3 SECURITY OF PERSONAL DATA

The Provider is implementing the following measures based on article 32 of the General Data Protection Regulation (Security of processing).

3.1 Pseudonymizing and Encryption of Personal Data

Provider is utilizing encryption and/or pseudonymizing in its operations to mitigate data protection risks where appropriate. Encryption and pseudonymizing techniques may vary between services upon the service requirements and data protection risk assessment. Details of the used measures are available upon request by adequate authority.

3.2 Ability to Ensure the Ongoing Confidentiality, Integrity, Availability and Resilience of Processing Systems and Services

Protection of personal data requires implementation of multiple security controls. Operational processes follow good industry practice and help to secure quality of service and safeguards personal data processing.

The Provider has a centralized system to manage administrative access to customer environments. To access a customer system, the employee must have a valid reason and access is only approved by utilizing a jointly agreed process with the customer. At minimum all access to customer environments requires an encrypted tunnel within Provider’s network. Connections to customer environments are logged to provide full audit trail on administrative operations in customer environments. All remote access to the Provider’s services requires an encrypted connection and other possible measures (e.g. MFA, strong authentication, or IP-verification) as required by the data protection risk assessment.

Unauthorized persons are prevented from gaining physical access to data processing facilities. Datacenters are designed, built and operated in a way that strictly controls physical access to the areas where the personal data is stored. Datacenter service providers conduct periodical security reviews of facilities. Personal data is protected against accidental and unlawful destruction utilizing physical and environmental controls.

The Provider controls, monitors and audits all administrative connections, third party access and file transfers which are deployed within the Provider’s infrastructure.

The Provider executes a framework for planning, executing and controlling customer business related operations. The organizational structure assigns roles and responsibilities to provide for adequate staffing and efficiency of operative capabilities. The Provider management establishes authority and appropriate lines of reporting for key personnel. As a part of the hiring processes education verification and background checks are conducted based on the employee's position and level of access to the Provider’s processing facilities and systems.The Provider maintains and controls the execution of the Provider’s security policy, provides security training to employees, and performs application security reviews. These reviews assess the confidentiality, integrity, and availability of data, as well as conformance to the Provider information security policy.
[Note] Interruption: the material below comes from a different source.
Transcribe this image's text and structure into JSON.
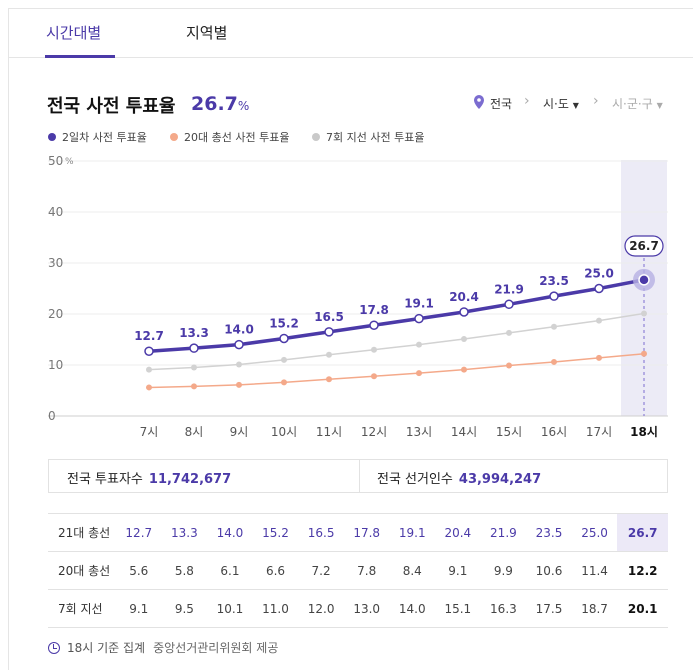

3.3 Ability to Restore the Availability and Access to Personal Data in a Timely Manner in the Event of a Physical or Technical Incident

To restore the availability and access to personal data in a timely manner in the event of a physical or technical incident, the Provider has backup and business continuity management processes and strategies which ensure rapid restoration of business-critical systems as and when necessary.

The Provider has defined continuity and disaster recovery plans for the Provider infrastructure supporting service delivery to customers. These plans are regularly updated and tested and are subject to auditing.

3.4 A Process for Regularly Testing, Assessing and Evaluating the Effectiveness of Technical and Organizational Measures for Ensuring the Security of the Process

The Provider emergency processes, plans and systems are regularly tested to assess and evaluate the effectiveness of technical and organizational measures for ensuring the security of personal data processing. Customer specific disaster recovery testing is agreed separately.

The Provider conducts internal security testing and vulnerability scanning.